AnMarie Keighley handing out FIFA-donated gear to young referees at the AIMS Games. Photo / Jamie Troughton.

Two of New Zealand’s top match officials in football and netball have spent the week at the Zespri AIMS Games in Tauranga, mentoring the next generation and giving back to the sports that have taken them around the world.

Anna-Marie Keighley was a referee at the recent FIFA Women's World Cup in New Zealand and Australia, officiating matches on both sides of the Tasman.

Angela Armstrong-Lush umpired the gold medal match at the Netball World Cup in South Africa last month, as well as the gold medal match at the Commonwealth Games in Birmingham last year.

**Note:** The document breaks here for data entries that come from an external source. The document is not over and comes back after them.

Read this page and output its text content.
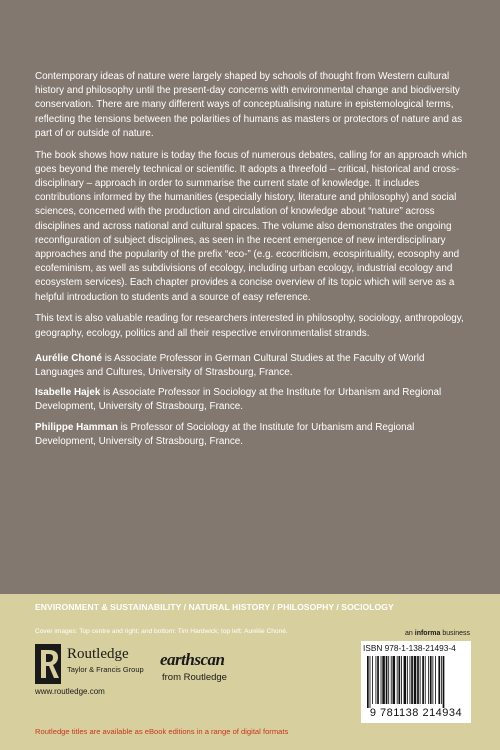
Contemporary ideas of nature were largely shaped by schools of thought from Western cultural history and philosophy until the present-day concerns with environmental change and biodiversity conservation. There are many different ways of conceptualising nature in epistemological terms, reflecting the tensions between the polarities of humans as masters or protectors of nature and as part of or outside of nature.

The book shows how nature is today the focus of numerous debates, calling for an approach which goes beyond the merely technical or scientific. It adopts a threefold – critical, historical and cross-disciplinary – approach in order to summarise the current state of knowledge. It includes contributions informed by the humanities (especially history, literature and philosophy) and social sciences, concerned with the production and circulation of knowledge about “nature” across disciplines and across national and cultural spaces. The volume also demonstrates the ongoing reconfiguration of subject disciplines, as seen in the recent emergence of new interdisciplinary approaches and the popularity of the prefix “eco-” (e.g. ecocriticism, ecospirituality, ecosophy and ecofeminism, as well as subdivisions of ecology, including urban ecology, industrial ecology and ecosystem services). Each chapter provides a concise overview of its topic which will serve as a helpful introduction to students and a source of easy reference.

This text is also valuable reading for researchers interested in philosophy, sociology, anthropology, geography, ecology, politics and all their respective environmentalist strands.

Aurélie Choné is Associate Professor in German Cultural Studies at the Faculty of World Languages and Cultures, University of Strasbourg, France.

Isabelle Hajek is Associate Professor in Sociology at the Institute for Urbanism and Regional Development, University of Strasbourg, France.

Philippe Hamman is Professor of Sociology at the Institute for Urbanism and Regional Development, University of Strasbourg, France.

ENVIRONMENT & SUSTAINABILITY / NATURAL HISTORY / PHILOSOPHY / SOCIOLOGY
Cover images: Top centre and right; and bottom: Tim Hardwick; top left: Aurélie Choné.
Routledge
Taylor & Francis Group
www.routledge.com
earthscan
from Routledge
an informa business
ISBN 978-1-138-21493-4
9 781138 214934
Routledge titles are available as eBook editions in a range of digital formats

Both women are passionate about raising the profiles of refereeing and umpiring as viable sporting pathways for young people and have been soaking up the opportunity to share that message at the AIMS Games.

“Being able to support it in this space is really important – to say it’s not just about playing, it’s actually about officiating as well,” says Keighley.

Refereeing football has taken her all around the world, including to the FIFA Women’s World Cup events in Canada in 2015 and France in 2019.

“There are opportunities everywhere and it actually doesn’t matter what level official you are.”

Even young and developing referees can travel overseas for youth tournaments, she says.

FIFA Women's World Cup referee Anna-Marie Keighley has spent the week coaching the next generation of New Zealand football officials at the Zespri AIMS Games. Photo / Jamie Troughton.

“You don’t have to get to the pinnacle of your career before you have those opportunities, you can actually have them all the way through.”

Keighley has spent the past several years focusing on the FIFA Women’s World Cup cycles and getting herself ready for those big events, which has included refereeing tournaments across Oceania – both male and female – as well as international women’s friendlies in South Korea and Australia.

She now has her eye on next year’s Paris Olympics, but is also taking time to focus on coaching and mentoring at the grassroots level.

“It’s nice to be able to give back and come along and be part of other referees’ journeys,” Keighley says of her week at the AIMS Games.

“It’s phenomenal here, we have so many girls involved.”

She is particularly excited about seizing the momentum created by the most successful FIFA Women’s World Cup ever, and what that could mean for women in football in New Zealand.

“This one was extra special because it was a home World Cup and the biggest Women’s World Cup so far as well, just the scale and magnitude of it, the capabilities of the women to play, and just how New Zealand and Australian fans got behind it.”

She's one of two New Zealand referees officiating at this year’s FIFA Women’s World Cup.

“If we can get more coming through the system then hopefully we can get more at that level,” says Keighley.

This week she worked with youth referee development coordinators Anna Harris and Nadia Murrihy Browning from WaiBOP Football, who run an academy for young refs.

There were more than 40 football referees at AIMS Games this year, with close to half of them female.

“This week we’re here as coaches, we go and watch games and give a little bit of feedback during half time and then after the game.

“The idea is to be here as supporters and be able to just give them one or two things just to help them along their journey and to keep them going, ultimately just be there as a touch point because lots of them are nervous, some of them haven’t been out on the field before, some of them have, but there’s lots of parents here and there’s lots of other outside influences.”

The Zespri AIMS Games is a week-long sports tournament with 11,700 intermediate-age participants from 373 schools around the country and overseas, including Fiji, Samoa and the Cook Islands. There are 25 codes.

Netball and football are two of the most popular sports on offer, with 144 netball teams and 88 football teams.

Top New Zealand netball umpire Angela Armstrong-Lush, who is also a teacher at Feilding Intermediate School, has been juggling all her school duties this week with umpiring matches at Tauranga Netball Centre.

“I’m passionate about giving back to the game and this is where I started,” she says.

Armstrong-Lush started umpiring netball when she was about 11 years old.

Top New Zealand netball umpire Angela Armstrong-Lush has been juggling her school duties this week with umpiring matches at Tauranga Netball Centre. Photo / Michael Bradley.

She has a successful playing career, representing New Zealand in indoor netball and also playing in the National Bank Cup (now the ANZ Premiership) for the Western Flyers.

“I continued to play until I hit about the age of 30 and decided I’m not going to be a Silver Fern,” says Armstrong-Lush.

She focused on her umpiring instead and has reached the very top of international netball, officiating some of the biggest matches at the most important events around the world.

Armstrong-Lush lists umpiring at the AIMS Games as one of her career highlights. She spent this week informally mentoring some of the younger umpires.

“We share the same passion, we’re here for netball, and a lot of the techniques that they get taught, we’re actually still doing at an international level.”

She has the same message to share as Keighley.

“Umpiring actually takes you all over the world and there’s so many opportunities, just like a player.”